The golden age of credit card fraud is drawing to a close

in security on (#2SZD)
The US is about to finally embrace the secure chip-based authentication system called EMV—the standard was pioneered by Europay, MasterCard, and Visa—that the rest of the world has already adopted. Pushed by mounting fraud costs, credit card companies have crafted incentives for merchants to switch to the sophisticated readers needed to accept the cards. “There was a lot of skepticism about whether it would ever happen in the US,” says Michael Misasi, an analyst with the Mercator Advisory Group. “All of the data breaches that have happened have woken people up, and progress has been accelerating this year.” The first serious milestone is October 2015. By 2020 the swipe-and-sign magstripe reader will be as hard to find as the credit card impression rollers they supplanted.
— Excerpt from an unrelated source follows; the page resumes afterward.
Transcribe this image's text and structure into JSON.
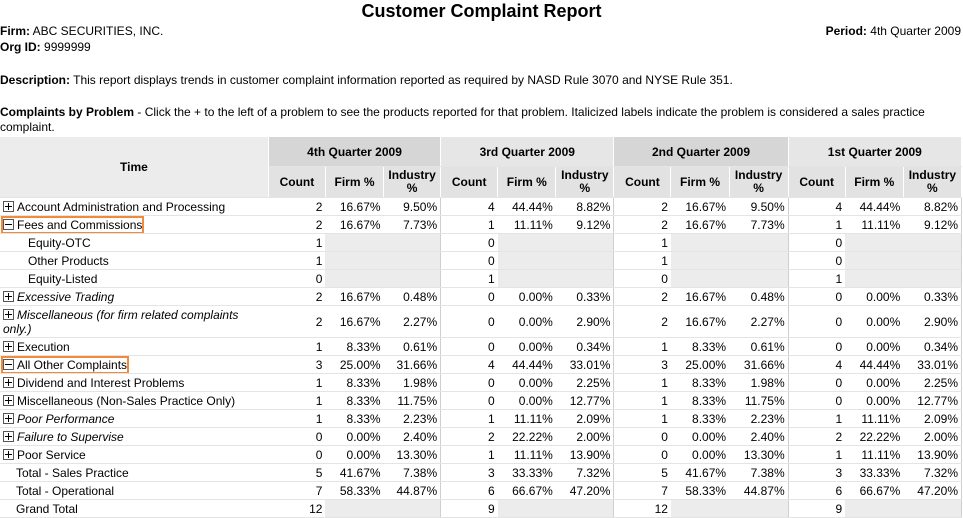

The end is nigh for online credit card fraud, too. Systems like Apple Pay and Visa’s newly announced Visa Token Service (something Discover, Bank of America, Citibank and American Express offered several years earlier) accomplish the same security goals as EMV, but also work online. They replace the static credit card number with a temporary token that changes every time.

Finally, the modern age (Score: 3, Funny)

by on 2014-09-27 20:23 (#2SZH)

I traveled extensively in Europe this year and bumped into a lot of ATMs where my non-chipped American credit card was totally worthless. About time the Americans joined the modern world. As for the golden age of credit card fraud coming to an end, I'm not so sure. They can't make a carbon copy of my credit card at the restaurant anymore, but now they can camp onto my wireless, hack my router, decrypt my HTTPS connection, steal my identity, post revenge porn of me all over 4chan, trash my email, steal my bank password, and transfer my bank balance to an undisclosed location in the Cayman Islands. While they're at it they can see if I reused passwords, hack my server, and use my Yahoo account to tell all my friends I got kidnapped in Greece and will they please wire some money to that account I never mentioned in the Cayman Islands?

I kind of feel like we're out of the frying pan and into the fire.